Les trois amis réussirent à retrouver le sommeil, malgré le froid mordant et leur obsession soudaine du moindre son. Il n'y eut qu'un seul incident qui survint avant que le soleil ne se lève. Un écureuil avait malencontreusement atterri sur le ventre de Joe qui surpris, avait lancé un hurlement effroyable, réveillant au passage Henry et Paul, qui était tombé de son hamac.
— Merci encore Joe, fut les premiers mots que prononça Paul en se réveillant.
— C'était pas volontaire, c'est que c'est lourd ces machins et t'aurais réagi comment toi, si au milieu de la nuit, dans la forêt sibérienne, t'avais senti un truc te tomber dessus ?
— Je me suis retrouvé les fesses par terre, grogna-t-il.
Les garçons ressemblaient à des enfants en train de se disputer un rateau dans un bac à sable.
— Les gars, calmez-vous, c'était notre première nuit en forêt sibérienne, ça ira mieux la prochaine fois.
— Parle pour toi la marmotte, marmonna le brun aux yeux bleus.
En quelques mouvements, le camp fut levé et dans le silence le plus complet. La faim les rendait irritables, alors ils préféraient se taire.
— Qui part à la cueillette ? interrogea Henry.
— Joe et moi devrions y aller, j'ai beaucoup lu et lui a de l'expérience.
Henry opina de la tête, tandis que le blond souria de toute ses dents, fier du compliment. Alors que les deux amis fouillaient les buissons, le brun aux yeux verts analysa une nouvelle fois la carte. Il était en train de jouer avec la boussole quand il fut interrompu.

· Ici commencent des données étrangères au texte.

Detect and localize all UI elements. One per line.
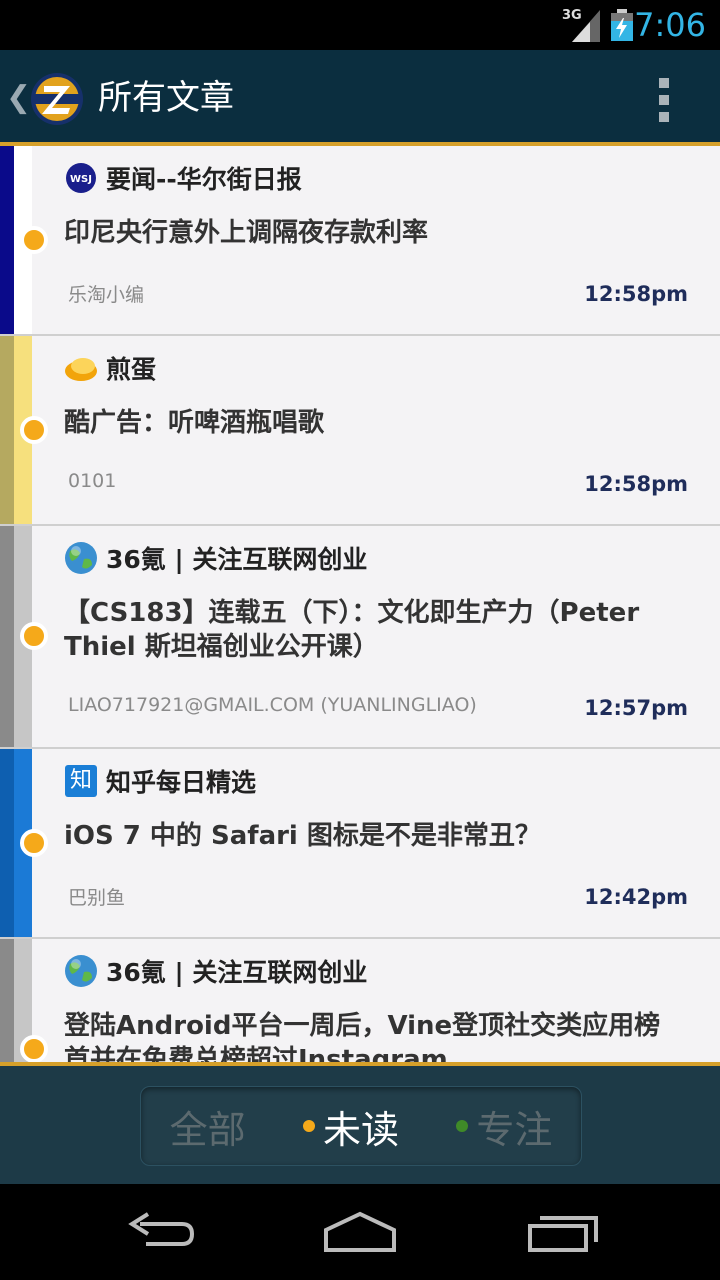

— Crache ça ! hurla une voix lointaine.
Henry se tourna vers sa direction.
— Crache ça, vite, recommença la même voix.
L'adolescent se mit à courir, laissant toutes leurs affaires sans surveillance. Rapidement, il aperçut ses deux amis, l'un était au sol et l'autre lui tenait la tête.
— Qu'est-ce qui s'est passé, cria à son tour le brun.
— C'est... je.
Paul était au sol et vomissait, tandis que Joe avait le souffle court et rapide.
— Je lui ai dit de pas y toucher, il ne voulait pas me croire, il répétait qu'il avait bien étudié et qu'il savait aussi bien que moi reconnaître une bonne baie d'une mauvaise, mais...
— Me dis pas que t'as joué au malin Paul, je te pensais plus intelligent, s'énerva Henry.
Le brun était au sol et avait arrêté de vomir.
— Elle ressemblait à une baie de Pong, je le jure sur ma tête, c'était une baie de Pong !
— C'est pour ça que t'as des boutons sur tout le corps et que t'as eu une impression d'étouffer, s'enquit Joe ironique.
Paul continuait de tousser.
— C'était de la phironix, un fruit très toxique, j'ai reconnu la fleur. Car ce sont les fleurs que l'on regarde, pas les baies ! expliqua le blond, en colère.
Henry se frappa le front. Comment allaient-ils survivre dans un endroit pareil, alors qu'ils n'arrivaient même pas à s'entendre durant une simple cueillette de baies.